Texas Baptist Men already has distributed 50,000 meals and is in the process of distributing the other 50,000. The meals are helping struggling families in nearly every major city in Texas, including Abilene, Amarillo, Del Rio, Dallas, Fort Worth, Houston, Laredo, Lubbock, Midland, San Antonio, Sonora, Tyler, Waco and Weslaco. In several of these locations, TBM coupled the use of their vehicles and trailers with funds to double and even triple the outreach, empowering churches to meet the needs of more people.

Texas Baptist Men’s effort came at the perfect time, said Jeff Chadwick, executive director of Mission Centers of Houston. “Right now, this is so needed.

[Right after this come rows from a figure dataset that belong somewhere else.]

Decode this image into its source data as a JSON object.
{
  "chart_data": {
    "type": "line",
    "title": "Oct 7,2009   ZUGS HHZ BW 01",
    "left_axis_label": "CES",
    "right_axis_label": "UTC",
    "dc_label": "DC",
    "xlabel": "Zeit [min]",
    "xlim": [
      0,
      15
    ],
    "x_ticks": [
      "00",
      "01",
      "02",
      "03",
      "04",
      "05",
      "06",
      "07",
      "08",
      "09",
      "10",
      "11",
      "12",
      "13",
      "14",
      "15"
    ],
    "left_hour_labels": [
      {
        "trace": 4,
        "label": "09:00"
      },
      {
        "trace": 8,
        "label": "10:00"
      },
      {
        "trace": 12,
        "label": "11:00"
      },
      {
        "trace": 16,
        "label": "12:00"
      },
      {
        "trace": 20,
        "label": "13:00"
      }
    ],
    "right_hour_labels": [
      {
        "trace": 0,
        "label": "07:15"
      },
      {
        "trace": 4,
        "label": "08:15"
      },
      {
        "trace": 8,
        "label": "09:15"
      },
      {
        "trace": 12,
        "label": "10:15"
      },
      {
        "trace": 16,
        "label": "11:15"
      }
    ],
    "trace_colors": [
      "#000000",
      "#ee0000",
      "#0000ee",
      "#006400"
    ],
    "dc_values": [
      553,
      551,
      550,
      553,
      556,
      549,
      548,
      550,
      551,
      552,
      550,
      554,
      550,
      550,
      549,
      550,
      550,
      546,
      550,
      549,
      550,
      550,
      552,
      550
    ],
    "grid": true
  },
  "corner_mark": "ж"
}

We get all our food from the Houston Food Bank, and they’ve just been overrun by the major distributions. We’re finding food kind of hard to come by.”

The economic slowdown is even affecting people where the disease isn’t, such as Sutton County, which has had no confirmed COVID-19 cases. The downturn has impacted people there, sending them searching for assistance. TBM helped the Food and Resource Center of Sutton County with additional resources through First Baptist Church in Sonora.

“About 75 percent of our local economy is oil and gas. When that closed, we saw a big bump in families needing food,” said Matt Killough, pastor of First Baptist Church in Sonora.

Across the state, food distributions are opening up conversations with people that have never been to church. Individuals are asking church leaders to pray with them. Congregations are encountering on-going ministry opportunities.

TBM is supporting First Baptist Church in San Antonio’s food distribution. Through the ministry, church leaders met a couple who worked at Luby’s Cafeteria, which has been affected by the slowdown. As a result, the couple hasn’t worked in weeks. The church’s grocery distributions make sure the couple and their three elementary-school age children have something to eat.

During a recent delivery, leaders noticed another need: one of the children could use a better bed. Someone had recently donated a mattress to the church, which gave it to the family.

“In the darkest times, light shines brightest,” Lenamon said. “These past few weeks have truly been some of the darkest of our lifetimes. Christ-followers have beamed light into the lives of others in mighty ways. Together, we are delivering help, hope and healing to hurting world.”

The effort is Texas Baptist Men’s latest initiative in a busy response to the COVID-19 crisis. Already the ministry has donated 15,000 protective masks, 1,200 pairs of protective glasses, 2,000 biohazard suits and four decontamination tents to medical professionals and first responders.

Since 1967, Texas Baptist Men has responded to every major natural disaster in Texas, most in the United States and many around the world. Know for its mass feeding and chainsaw volunteer teams, the ministry has delivered help, hope and healing to millions. For more information, visit TBMTX.org. 


Texas Baptist Men Volunteer Coordinator Sabrina Pinales loads food for a distribution at Bethlehem Baptist Church in Mansfield. Michael Evans, pastor of Bethlehem Baptist Church in Mansfield, loads food into the back of the truck of a woman who lost her job during the COVID-19 shutdown. Texas Baptist Men has helped triple the capacity of Bethlehem's food distribution.